Previsioni cupe, mancanza di regole e la crisi della zona euro comparata a una mina vagante. Sono solo alcune delle osservazioni pessimistiche fatte in occasione del seminario dal titolo “Coping with the Financial Crisis in the EU: Challenges and Dangers”, organizzato congiuntamente dal Dipartimento di scienze giuridiche e dalla Scuola di Studi Internazionali dell’Università degli Studi di Trento, il 7 giugno 2012.
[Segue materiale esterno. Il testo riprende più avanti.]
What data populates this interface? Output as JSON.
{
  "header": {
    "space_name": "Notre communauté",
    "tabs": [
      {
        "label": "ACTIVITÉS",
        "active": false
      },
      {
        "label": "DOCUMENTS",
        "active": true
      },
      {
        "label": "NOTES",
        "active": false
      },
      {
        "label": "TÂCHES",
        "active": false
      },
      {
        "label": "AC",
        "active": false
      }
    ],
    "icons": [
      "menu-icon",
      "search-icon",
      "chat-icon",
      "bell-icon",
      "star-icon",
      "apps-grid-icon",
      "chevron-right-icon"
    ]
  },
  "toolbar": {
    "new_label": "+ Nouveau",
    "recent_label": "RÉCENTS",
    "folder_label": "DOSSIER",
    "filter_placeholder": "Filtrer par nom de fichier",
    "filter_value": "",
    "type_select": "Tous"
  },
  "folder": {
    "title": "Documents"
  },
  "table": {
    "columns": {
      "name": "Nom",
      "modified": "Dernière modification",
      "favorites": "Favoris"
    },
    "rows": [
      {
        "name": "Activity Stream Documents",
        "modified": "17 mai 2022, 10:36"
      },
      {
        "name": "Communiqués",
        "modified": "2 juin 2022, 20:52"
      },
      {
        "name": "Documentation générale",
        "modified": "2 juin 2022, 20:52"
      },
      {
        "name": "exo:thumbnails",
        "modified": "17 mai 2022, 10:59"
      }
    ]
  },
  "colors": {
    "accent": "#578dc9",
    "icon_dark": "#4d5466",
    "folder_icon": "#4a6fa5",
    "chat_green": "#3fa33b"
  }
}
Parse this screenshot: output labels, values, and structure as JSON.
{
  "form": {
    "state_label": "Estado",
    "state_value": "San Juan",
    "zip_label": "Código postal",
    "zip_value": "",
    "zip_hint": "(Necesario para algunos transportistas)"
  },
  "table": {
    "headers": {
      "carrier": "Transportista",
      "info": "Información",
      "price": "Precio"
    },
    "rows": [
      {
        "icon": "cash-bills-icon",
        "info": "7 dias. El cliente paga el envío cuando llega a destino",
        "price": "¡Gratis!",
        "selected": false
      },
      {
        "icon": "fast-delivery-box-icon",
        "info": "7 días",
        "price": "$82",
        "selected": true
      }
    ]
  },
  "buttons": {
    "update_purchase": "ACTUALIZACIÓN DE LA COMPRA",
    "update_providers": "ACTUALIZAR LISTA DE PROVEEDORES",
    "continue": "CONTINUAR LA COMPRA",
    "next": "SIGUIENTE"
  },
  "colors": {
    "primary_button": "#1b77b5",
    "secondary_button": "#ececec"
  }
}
L’evento ha riunito eminenti studiosi e ricercatori dell’Università di Trento, dell’Università della Tuscia, della Erasmus University Rotterdam, della London School of Economics and Politcal Science (LSE) e dell’Observatoire Français des Conjonctures Economiques (OFCE).

La crisi dell’Eurozona ha reso chiaro come non solo i benefici, ma anche i rischi dell’integrazione europea, devono essere condivisi. Il problema, tuttavia, è quello di elaborare le regole appropriate – economicamente, politicamente e giuridicamente – per garantire tale ridistribuzione.

Diviso in due sessioni, il seminario ha tentato di affrontare queste ed altre questioni che ruotano attorno alla crisi del debito sovrano europeo. La prima sessione dal titolo Prosperity in Danger” è stata introdotta dal prof. Edoardo Chiti (Università della Tuscia), che ha sottolineato come il processo di trasformazione in una “comunità dei rischi” fosse già iniziato, come può essere visto dal rafforzamento della disciplina fiscale, anche se molto resta da fare.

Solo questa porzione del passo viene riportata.